Por Fernando G. Toledo
En aquel rincón oscuro debajo de los espejos, sentado a una mesa, hay un hombre. No es un leproso ni un mendigo, aunque lo parezca. Pasa las largas noches al rumor del café D’Harcourt, en pleno centro del barrio Latino de París, rodeado de fieles admiradores a los que ni siquiera reconoce. Inmerso en la bruma del alcohol, enredado en la verde maleza del ajenjo, presenta a los ojos todas las excusas para ser tomado por un espantajo.
Tiene la mirada perdida, pero su brillante calva deja aún sus ojos al descubierto, esos ojos atigrados que unas duras cejas, un bigote y una larga barba resaltan. Apoyado así, sobre el tapizado de cuero y con la esquina de la pared como sostén, es una llaga viva y encarna la decadencia que su misma poesía se ganó como adjetivo.

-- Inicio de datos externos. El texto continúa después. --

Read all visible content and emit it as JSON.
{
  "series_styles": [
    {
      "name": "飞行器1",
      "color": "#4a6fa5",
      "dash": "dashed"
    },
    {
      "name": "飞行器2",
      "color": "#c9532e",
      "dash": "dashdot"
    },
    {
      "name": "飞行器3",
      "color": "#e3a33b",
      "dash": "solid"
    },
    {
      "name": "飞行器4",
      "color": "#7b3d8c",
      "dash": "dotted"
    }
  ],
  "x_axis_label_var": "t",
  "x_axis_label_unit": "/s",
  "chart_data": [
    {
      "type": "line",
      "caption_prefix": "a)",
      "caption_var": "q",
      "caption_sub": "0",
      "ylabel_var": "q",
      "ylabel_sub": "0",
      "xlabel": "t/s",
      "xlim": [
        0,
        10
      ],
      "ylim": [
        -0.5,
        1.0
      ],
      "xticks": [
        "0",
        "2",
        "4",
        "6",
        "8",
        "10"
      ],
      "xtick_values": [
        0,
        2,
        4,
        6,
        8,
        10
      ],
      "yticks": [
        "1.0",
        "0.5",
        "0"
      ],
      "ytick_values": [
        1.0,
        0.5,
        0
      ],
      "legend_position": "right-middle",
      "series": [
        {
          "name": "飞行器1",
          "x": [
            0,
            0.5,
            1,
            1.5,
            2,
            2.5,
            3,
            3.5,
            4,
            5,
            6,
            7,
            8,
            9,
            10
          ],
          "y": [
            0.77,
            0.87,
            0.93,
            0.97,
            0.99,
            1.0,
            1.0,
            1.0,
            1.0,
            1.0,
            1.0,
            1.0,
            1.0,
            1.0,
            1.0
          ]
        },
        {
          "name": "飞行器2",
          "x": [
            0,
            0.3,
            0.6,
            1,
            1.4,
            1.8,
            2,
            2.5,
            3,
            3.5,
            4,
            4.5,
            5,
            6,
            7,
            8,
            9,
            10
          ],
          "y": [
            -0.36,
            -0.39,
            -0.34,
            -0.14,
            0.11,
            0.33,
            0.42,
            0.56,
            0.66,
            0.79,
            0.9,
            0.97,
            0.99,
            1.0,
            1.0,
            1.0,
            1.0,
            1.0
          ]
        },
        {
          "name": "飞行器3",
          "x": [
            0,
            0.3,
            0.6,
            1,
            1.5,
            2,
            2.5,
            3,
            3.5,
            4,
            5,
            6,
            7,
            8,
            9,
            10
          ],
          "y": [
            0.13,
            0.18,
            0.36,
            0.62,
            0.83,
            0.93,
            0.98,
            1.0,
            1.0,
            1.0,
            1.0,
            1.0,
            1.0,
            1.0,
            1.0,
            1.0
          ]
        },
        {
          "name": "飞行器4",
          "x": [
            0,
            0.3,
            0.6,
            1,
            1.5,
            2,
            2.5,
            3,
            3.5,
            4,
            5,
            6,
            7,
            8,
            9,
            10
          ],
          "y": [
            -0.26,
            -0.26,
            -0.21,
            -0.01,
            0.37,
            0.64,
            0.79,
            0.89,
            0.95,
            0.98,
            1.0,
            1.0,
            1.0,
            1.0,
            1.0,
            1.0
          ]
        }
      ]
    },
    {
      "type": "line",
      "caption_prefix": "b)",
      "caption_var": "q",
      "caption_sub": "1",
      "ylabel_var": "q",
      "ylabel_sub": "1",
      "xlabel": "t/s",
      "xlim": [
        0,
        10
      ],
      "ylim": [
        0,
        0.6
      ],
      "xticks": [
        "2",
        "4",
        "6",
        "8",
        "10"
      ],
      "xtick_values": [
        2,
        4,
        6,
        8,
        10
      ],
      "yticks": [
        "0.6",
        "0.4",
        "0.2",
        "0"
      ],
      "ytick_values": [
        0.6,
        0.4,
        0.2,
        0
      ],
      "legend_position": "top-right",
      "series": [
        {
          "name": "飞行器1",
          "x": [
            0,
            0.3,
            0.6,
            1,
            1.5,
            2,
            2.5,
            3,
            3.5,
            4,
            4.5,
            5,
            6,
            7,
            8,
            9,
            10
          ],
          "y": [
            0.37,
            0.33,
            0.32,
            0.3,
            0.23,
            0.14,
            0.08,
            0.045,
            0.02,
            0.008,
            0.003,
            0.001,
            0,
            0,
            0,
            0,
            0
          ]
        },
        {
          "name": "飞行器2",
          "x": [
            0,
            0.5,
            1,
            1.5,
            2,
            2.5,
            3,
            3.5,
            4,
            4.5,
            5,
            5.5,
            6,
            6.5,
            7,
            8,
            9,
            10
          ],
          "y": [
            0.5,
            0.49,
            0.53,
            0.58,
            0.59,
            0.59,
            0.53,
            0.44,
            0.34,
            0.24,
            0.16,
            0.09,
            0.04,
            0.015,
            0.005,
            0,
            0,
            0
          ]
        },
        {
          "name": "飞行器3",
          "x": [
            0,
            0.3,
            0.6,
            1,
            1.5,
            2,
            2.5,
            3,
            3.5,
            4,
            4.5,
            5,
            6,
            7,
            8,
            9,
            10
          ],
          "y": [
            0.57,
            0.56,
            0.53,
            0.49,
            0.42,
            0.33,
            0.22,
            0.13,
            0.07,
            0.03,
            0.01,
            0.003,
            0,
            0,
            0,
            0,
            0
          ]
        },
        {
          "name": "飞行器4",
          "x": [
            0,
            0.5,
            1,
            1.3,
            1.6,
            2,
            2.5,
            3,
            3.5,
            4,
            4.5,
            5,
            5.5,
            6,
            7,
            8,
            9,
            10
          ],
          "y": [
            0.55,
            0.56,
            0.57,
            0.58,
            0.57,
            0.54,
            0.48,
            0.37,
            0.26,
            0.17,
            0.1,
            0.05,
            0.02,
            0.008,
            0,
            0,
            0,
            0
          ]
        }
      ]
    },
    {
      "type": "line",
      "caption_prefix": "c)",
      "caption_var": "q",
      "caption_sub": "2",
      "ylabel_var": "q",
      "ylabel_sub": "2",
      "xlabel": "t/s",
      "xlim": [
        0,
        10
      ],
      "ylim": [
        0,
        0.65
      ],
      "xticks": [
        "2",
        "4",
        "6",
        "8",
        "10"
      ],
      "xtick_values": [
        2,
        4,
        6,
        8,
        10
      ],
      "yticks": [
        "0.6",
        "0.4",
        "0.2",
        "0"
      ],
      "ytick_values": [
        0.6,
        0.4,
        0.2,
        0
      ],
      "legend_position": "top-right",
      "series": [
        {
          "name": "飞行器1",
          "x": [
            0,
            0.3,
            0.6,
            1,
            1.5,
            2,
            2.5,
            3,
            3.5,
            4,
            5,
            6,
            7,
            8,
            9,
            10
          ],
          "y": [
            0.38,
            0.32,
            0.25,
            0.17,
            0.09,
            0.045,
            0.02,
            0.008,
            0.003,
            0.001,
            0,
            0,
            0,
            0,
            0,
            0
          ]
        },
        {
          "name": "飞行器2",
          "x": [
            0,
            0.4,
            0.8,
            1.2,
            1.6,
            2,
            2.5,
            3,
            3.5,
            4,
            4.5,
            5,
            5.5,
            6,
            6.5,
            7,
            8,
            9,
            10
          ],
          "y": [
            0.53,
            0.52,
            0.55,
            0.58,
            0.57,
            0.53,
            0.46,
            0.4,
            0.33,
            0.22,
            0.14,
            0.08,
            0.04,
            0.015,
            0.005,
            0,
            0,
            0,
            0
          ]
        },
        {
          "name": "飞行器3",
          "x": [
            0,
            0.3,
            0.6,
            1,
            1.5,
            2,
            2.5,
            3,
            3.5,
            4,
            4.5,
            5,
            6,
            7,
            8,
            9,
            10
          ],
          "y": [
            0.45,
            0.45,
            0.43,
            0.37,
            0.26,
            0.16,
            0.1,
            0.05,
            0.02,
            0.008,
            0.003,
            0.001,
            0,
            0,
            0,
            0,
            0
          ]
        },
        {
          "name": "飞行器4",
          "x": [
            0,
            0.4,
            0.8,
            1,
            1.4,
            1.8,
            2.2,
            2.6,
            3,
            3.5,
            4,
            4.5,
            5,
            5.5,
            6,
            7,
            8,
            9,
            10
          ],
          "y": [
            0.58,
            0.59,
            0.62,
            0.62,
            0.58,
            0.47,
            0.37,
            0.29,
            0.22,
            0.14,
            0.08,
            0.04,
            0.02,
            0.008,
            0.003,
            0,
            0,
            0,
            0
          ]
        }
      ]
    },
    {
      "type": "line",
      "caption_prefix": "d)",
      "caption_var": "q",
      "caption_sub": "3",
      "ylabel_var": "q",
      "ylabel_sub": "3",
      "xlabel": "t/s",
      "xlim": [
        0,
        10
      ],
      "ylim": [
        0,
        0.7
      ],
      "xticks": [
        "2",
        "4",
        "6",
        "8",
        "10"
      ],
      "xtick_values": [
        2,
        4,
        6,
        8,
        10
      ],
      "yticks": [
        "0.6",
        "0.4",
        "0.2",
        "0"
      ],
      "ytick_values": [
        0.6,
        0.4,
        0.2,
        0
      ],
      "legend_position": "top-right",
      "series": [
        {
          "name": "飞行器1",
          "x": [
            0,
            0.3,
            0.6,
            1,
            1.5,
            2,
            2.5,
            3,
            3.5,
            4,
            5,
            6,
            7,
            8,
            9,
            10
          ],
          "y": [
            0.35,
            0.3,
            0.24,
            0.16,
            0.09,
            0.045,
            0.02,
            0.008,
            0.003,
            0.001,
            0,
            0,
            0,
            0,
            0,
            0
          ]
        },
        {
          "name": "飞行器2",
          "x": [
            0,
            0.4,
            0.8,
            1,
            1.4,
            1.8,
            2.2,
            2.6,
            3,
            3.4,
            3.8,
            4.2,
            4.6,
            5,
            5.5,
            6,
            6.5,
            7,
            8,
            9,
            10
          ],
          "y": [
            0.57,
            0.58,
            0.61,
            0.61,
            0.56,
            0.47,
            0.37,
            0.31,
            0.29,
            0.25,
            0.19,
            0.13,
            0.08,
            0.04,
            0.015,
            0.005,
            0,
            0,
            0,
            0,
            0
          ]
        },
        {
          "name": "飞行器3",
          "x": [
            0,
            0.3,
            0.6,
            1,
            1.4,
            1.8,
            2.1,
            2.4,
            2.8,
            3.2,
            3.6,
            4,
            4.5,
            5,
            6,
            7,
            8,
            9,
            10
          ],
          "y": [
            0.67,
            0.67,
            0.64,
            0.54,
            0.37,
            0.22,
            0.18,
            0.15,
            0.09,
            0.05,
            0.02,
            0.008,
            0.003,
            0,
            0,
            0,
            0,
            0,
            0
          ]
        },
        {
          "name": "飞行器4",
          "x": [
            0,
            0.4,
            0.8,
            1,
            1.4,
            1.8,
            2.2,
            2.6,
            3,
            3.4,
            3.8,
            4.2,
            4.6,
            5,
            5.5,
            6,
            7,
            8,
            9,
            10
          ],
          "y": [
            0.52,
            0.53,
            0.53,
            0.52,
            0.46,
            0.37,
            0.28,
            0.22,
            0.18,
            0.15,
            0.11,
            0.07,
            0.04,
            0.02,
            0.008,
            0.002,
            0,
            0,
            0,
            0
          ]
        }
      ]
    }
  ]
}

Y es que este hombre es un poeta. Un viejo poeta, a pesar de no llegar a los 50 años de edad, que ha trastocado los cánones de la lírica junto con otros autores que, como él, destilan poesía aun de los más negros jugos de las ciudades de su tiempo. Un viejo poeta demolido por sus pasiones, arrebatado por los recuerdos de dos jóvenes escritores que amó con locura.
Instalado en ese hogar que es el café, borracho y siempre convaleciente, el poeta sobrevive a duras penas mientras su fama y prestigio, en cambio, recorren el mundo con lozana vitalidad.
Una buena prueba del poder de los versos del barbado y borracho poeta es este otro poeta que se acerca ahora a él con timidez. Lo ha encontrado allí y le ha parecido, sin dudas, que por fin al verlo estaba de una vez en la ansiada París. Es 1893 y a esta ciudad ha llegado desde su Nicaragua natal, pero mucho antes de pisar sus calles, de agotar sus tabernas y cafés junto a un compatriota y un amigo español, mucho antes, París estaba instalada en su cabeza en gran medida gracias a los versos de ese taciturno personaje que ya tiene frente a sí.
El café D’Harcourt es un manojo de ruidos y sin embargo dos de los más grandes poetas de ese momento están por dirigirse la palabra. Pero el nicaragüense poco puede hacer para sacar al francés de su sopor. El viejo contesta muy rara vez y cuando el joven lírico se deshace en elogios, no tiene mejor idea, teniendo a semejante gloria frente a él, que pronunciar esa palabra. Entonces, por un momento, el viejo levanta la vista y grita: “¡La gloria! ¡La gloria! ¡A la mierda con la gloria!”.
El encuentro ha sido más bien un desencuentro y el joven poeta americano, estremecido, guardará para siempre esa imagen en su corazón: “¡Dios mío! Aquel hombre nacido para las espinas, para los garfios y los azotes del mundo, se me apareció como un viviente doble símbolo de la grandeza angélica y de la miseria humana”.
Poco después el poeta decadente, avejentado y derruido, morirá en un hospital de su ciudad y del otro lado del Atlántico, instalado en Buenos Aires para cumplir con su tarea como periodista de La Nación, el poeta nicaragüense llorará a su “padre y maestro mágico”, y le dedicará un denso poema y un artículo que incluirá en un libro titulado muy apropiadamente Los raros.
Pero aunque ser tildado de bohemio lo espantase, aunque la vida licenciosa de su admirado “Fauno francés” lo escandalizara al punto de intentar “corregir” su biografía cuando tuviera oportunidad –para omitir la homosexualidad y los escándalos–, el futuro llevaría a este otro vate a una ruina similar. Considerado “el Cisne de América”, llevado y traído por embajadas y universidades, el gran renovador de la poesía castellana no podrá evitar, sin embargo, perder su lucha ante un alcoholismo que había implantado su germen por los tiempos de aquel encuentro alucinado.
De vuelta a su patria, con su cuerpo deteriorado, el creador del Modernismo está en su lecho de muerte. El año 1916 acaba de empezar, pero no alcanzará a vivirlo mucho más. En estos minutos finales quizás recuerda aquel encuentro oscuro en ese café parisino. La gloria, ahora lo entiende, jamás iba a servirle como escudo ante la muerte. Ni a él, Rubén Darío, ni a su admirado Paul Verlaine. Es el 6 de febrero. Una cruz se eleva cubriendo el horizonte, y un resplandor sobre la cruz.